The next morning, I’m happy to report that cold heads prevailed – no doubt spurred on by my mom who gave my dad an ear after hearing what happened after the fact. My father apologized. I gave up my fleeting support for the Bums and, by liaison, the Dodgers. And within days, I was a full-fledged San Francisco Giants fan – properly deflated when Yankees second baseman Bobby Richardson leaped forward from a screaming Willie McCovey liner to end to a potential Giants rally and secure the World Series. victory for New York.
You can’t say I wasn’t a quick learner. And it didn’t take me long to become a full-fledged baseball and sports freak, Washington post every morning in the sports section – and 15 years later I worked for the Post early in a career writing about sports for the St. Petersburg Times, Sports Illustrated, Fox Sports, and in several books.
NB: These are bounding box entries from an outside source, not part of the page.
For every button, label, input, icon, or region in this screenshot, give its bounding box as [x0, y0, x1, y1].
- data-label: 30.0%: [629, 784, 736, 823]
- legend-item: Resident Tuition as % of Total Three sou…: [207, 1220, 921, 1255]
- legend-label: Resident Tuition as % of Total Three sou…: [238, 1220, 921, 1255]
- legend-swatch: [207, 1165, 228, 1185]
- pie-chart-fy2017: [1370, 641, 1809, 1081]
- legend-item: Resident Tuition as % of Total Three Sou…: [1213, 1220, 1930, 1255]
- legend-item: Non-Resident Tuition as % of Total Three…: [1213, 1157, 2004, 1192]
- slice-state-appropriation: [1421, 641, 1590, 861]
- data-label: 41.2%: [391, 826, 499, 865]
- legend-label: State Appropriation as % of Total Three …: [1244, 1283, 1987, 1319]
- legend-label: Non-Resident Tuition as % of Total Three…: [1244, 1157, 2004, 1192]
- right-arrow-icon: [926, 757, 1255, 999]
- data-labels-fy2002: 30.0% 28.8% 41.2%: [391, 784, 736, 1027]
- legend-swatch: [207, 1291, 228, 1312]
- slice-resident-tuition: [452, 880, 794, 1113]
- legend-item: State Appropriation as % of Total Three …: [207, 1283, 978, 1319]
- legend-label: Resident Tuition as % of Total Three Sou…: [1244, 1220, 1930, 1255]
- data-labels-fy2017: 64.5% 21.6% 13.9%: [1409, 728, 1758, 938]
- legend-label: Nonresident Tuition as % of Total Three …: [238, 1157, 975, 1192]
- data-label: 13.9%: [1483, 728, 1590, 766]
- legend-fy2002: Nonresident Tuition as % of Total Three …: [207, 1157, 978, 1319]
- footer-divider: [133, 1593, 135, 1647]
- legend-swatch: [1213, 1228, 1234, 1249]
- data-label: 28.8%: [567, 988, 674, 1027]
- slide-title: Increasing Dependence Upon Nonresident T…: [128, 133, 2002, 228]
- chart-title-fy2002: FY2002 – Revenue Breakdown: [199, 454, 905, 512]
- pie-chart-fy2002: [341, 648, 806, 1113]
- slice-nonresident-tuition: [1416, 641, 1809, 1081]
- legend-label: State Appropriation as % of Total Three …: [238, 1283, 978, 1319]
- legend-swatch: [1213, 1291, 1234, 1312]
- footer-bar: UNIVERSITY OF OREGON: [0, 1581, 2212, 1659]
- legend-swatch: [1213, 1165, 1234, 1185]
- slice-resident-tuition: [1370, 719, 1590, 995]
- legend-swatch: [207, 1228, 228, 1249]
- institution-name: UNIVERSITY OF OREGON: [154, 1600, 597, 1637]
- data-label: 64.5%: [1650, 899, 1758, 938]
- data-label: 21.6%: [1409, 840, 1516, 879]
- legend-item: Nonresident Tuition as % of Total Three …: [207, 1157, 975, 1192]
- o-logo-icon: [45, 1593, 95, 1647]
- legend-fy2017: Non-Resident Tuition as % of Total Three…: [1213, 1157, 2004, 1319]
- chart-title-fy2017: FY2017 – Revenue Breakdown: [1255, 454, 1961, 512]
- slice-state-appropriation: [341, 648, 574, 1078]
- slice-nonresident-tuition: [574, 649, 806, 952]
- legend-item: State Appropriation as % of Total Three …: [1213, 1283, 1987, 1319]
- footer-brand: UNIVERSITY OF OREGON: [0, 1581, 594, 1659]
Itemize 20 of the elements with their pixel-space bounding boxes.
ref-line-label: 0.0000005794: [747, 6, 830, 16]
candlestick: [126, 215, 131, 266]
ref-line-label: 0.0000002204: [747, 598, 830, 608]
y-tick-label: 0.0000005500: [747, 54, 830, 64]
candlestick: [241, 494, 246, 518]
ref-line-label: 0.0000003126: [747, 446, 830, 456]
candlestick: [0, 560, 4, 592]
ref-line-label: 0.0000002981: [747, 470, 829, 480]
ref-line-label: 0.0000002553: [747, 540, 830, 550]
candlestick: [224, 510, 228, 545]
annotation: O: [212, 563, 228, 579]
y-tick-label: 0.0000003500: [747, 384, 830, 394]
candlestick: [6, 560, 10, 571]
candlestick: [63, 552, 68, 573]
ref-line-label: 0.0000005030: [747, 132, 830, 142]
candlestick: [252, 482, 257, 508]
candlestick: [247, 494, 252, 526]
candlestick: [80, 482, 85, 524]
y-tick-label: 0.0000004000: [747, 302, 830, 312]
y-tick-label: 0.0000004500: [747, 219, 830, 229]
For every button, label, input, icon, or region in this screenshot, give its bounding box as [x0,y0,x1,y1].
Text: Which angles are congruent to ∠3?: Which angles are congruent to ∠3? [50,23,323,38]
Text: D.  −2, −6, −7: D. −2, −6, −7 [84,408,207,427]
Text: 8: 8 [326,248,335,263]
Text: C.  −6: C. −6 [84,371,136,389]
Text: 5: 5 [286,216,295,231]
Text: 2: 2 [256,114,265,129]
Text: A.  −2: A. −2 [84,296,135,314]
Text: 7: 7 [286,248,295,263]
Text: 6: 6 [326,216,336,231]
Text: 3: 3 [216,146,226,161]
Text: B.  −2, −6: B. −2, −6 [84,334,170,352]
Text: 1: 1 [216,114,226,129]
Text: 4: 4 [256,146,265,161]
My loyalty to the Giants has faded over the years, living in Florida for so long and becoming more allied with the Tampa Bay Rays. But for this series, San Francisco vs. LA 2021, there’s no question who I’m rooted for. This one’s for you, daddy⦠I love the Giants.
Dave Scheiber is a longtime journalist and freelance writer based in the Tampa Bay area. Scheiber is the winner of numerous national large-circulation writing awards, including a first place at the National Headliner Award for sports reporting and the Associated Press Sports Editors first place for best feature film, as well as co-author of six pounds.